Terry observo el andar de su amigo, podría decir que no tenía ánimos de salir, pero seguramente contraería tener que explicar y sinceramente había cortado la anterior sesión de preguntas por el simple hecho de no contestar, así que lo más lógico era seguirlo, permanecer algún tiempo con él y luego largarse, con eso ya no podría reclamarle.
Cerro el cuarto y camino unos cuantos pasos tras Anthony, que silencioso recorrió el pasillo, bajo las gradas y salió al patio donde se paró a esperarlo-Quiero mostrarte algo- manifestó al señalar los bien cuidados rosales que simétricamente formaban pequeñas paredes entorno de una reja de barrotes blancos-Cuando apenas tenía seis años mi madre me enseño como se hacían los injertos en las rozas- comento mientras recorrían los hermosos ramales de rozas que como guindas adornaban el pasteloso verde de sus hojas- nunca podre olvidar con cuanta paciencia me explico a hacerlo, por que mi torpeza me hacia espinarme a cada momento- cruzo a la izquierdo tomando un nuevo rumbo- en cambio ella deslizaba sus manos entre las espinas con tanta habilidad que me deslumbraba- detuvo su andar frente a un moldeado arbusto de rosas blancas, más al examinar las con mesura Terry pudo apreciar los pétalos como un caleidoscopio reflejando miles de colores, debía ser una broma, una rosa no podía tener tantos-Mama y yo creamos esta rosa aquel día, más ella nunca pudo ver su resultado- su voz se quebró por un instante de emoción -*¿Qué te parece?*- pregunto recomponiéndose.
La aurora que cubría a la flor provenía del centro de esta, los miles de tonos sus pétalos eran producto de aquel sud real suceso, la exquisita fragancia se distinguía entre las otras que le rodeaban, olía a libertad mesclada con esperanza, al mazapán recién hecho que esponjoso se deshace al primer contacto con la lengua, la variedad de aromas con los cuales pedía comparar ese que sentía ahora se extendía a todos los que conocía y le eran gratos, acerco sus dedos para tocarla, los aterciopelados pétalos parecían haber sido hechos a mano uno por uno con tersas y cremosas telas exóticas, las existentes tan solo en cuentos, por que ni las finas telas del oriente ó occidente se le asemejaban, sonrió complacido ante la fresca rosa, tesoro de su amigo-¿Cómo se llama?- dicha creación merecía un nombre digno de ella.

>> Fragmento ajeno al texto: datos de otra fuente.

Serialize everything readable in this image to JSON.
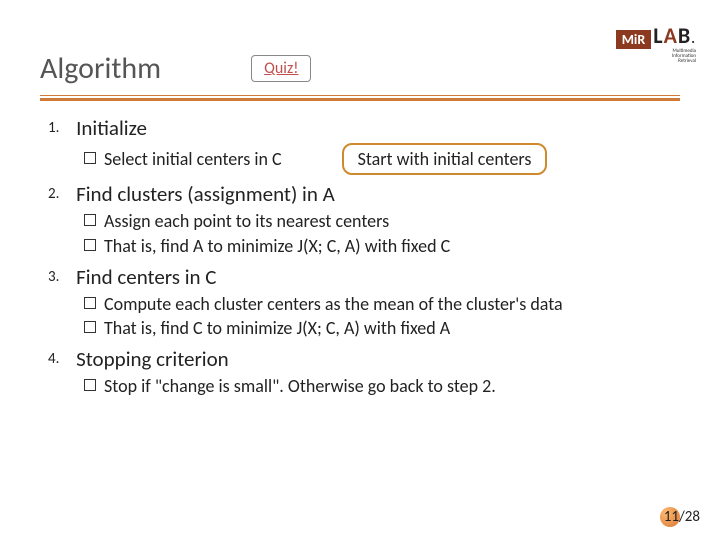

-No tiene nombre- respondió inclinándose para limpiar algunos botones que esparcidos entre las hojas aclamaban su atención.
-¿Por qué no tiene?- imposible que tanta belleza no tuviera uno –Dices que tiene años de existir, y no le has puesto uno-
-No he encontrado el indicado- expreso viéndolo desde abajo, sonaba raro hasta para él, pero en todo ese tiempo no logro hallar ninguno que simplificara tanta majestuosidad.
-Debe haber alguno- pronuncio Terry agachándose junto a él para apreciarla desde otro ángulo-Por donde la mires es hermosa-declaro impactado, pocas veces le atraían las flores tanto como lo hacia esa en ese instante, tan solo le superaba una de diferente forma y aroma, ya que el amarillo cítrico era su preferido.
El apacible momento en los rosales se esfumo con el griterío que se traían dos voces, que peligrosamente se acercaban a ellos, Terry frunció las cejas y Anthony negó con la cabeza, ese par jamás cambiaria, discutir por todo el pan de cada día para ellos.
-"¡Te digo que es una Ninfa!"- aseguro Archí cruzando sus brazos y deteniendo su andar.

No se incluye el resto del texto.